After submitting the article a few days ago, it's come to my attention that this isn't going to be the first nanotube factory; I didn't explicitly say anything of the sort in the submission, but wanted to clear any possible assumptions. From an industry report:

Among the small wonders produced by nanotechnology are carbon nanotubes, an advanced material as strong as diamond. These amazing carbon cylinders possess 100 times the tensile strength of steel and are 10,000 times finer than human hair. They are believed to conduct heat better than any other material, and they can also conduct electricity or function as semiconductors.

"Nanotubes are astonishingly promising, and I'm a realist, not an optimist," says Rod Ruoff, a mechanical engineering professor at Northwestern University. "It's a question of making the technology cheap enough." In 2001, only 3 kilograms of the highest quality carbon nanotubes--the single-walled variety--were produced worldwide, each gram worth $300, or 30 times as expensive as gold.

Now, full-scale production of carbon nanotubes is underway at the world's first ever large-scale nanotube factory, built outside Tokyo by the Carbon Nanotech Research Institute, a subsidiary of Japan's Mitsui & Co. The new facility is expected to churn out 10 tons of carbon nanotubes--albeit the lesser quality multi-walled type--a month, and CNRI anticipates the price will be a much more reasonable $80 a kilogram.
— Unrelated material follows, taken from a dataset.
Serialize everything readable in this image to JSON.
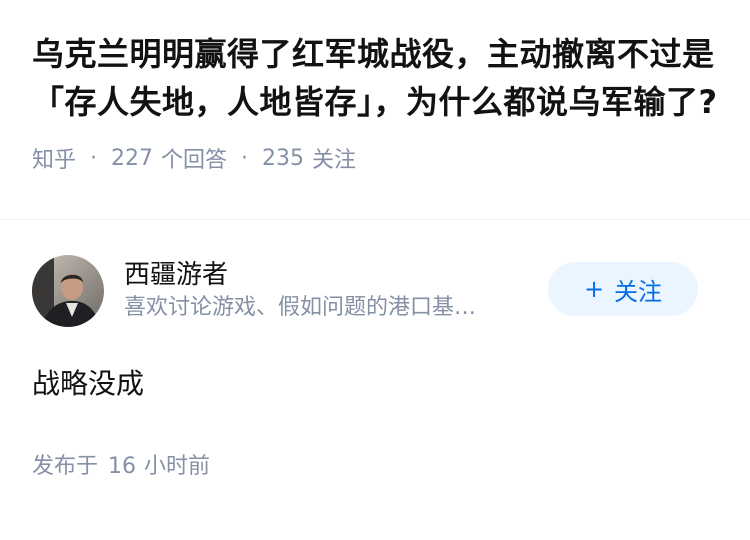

These multi-walled carbon nanotubes may not possess all the impressive properties of their single-walled brethren, but mixed with plastics, they make ultrastrong composites or microscale precision parts. Such carbon nanotube-filled plastics are already being used by automakers in fuel lines because they are conductive and can thus be grounded to release static electricity, which can ignite flammable gasoline.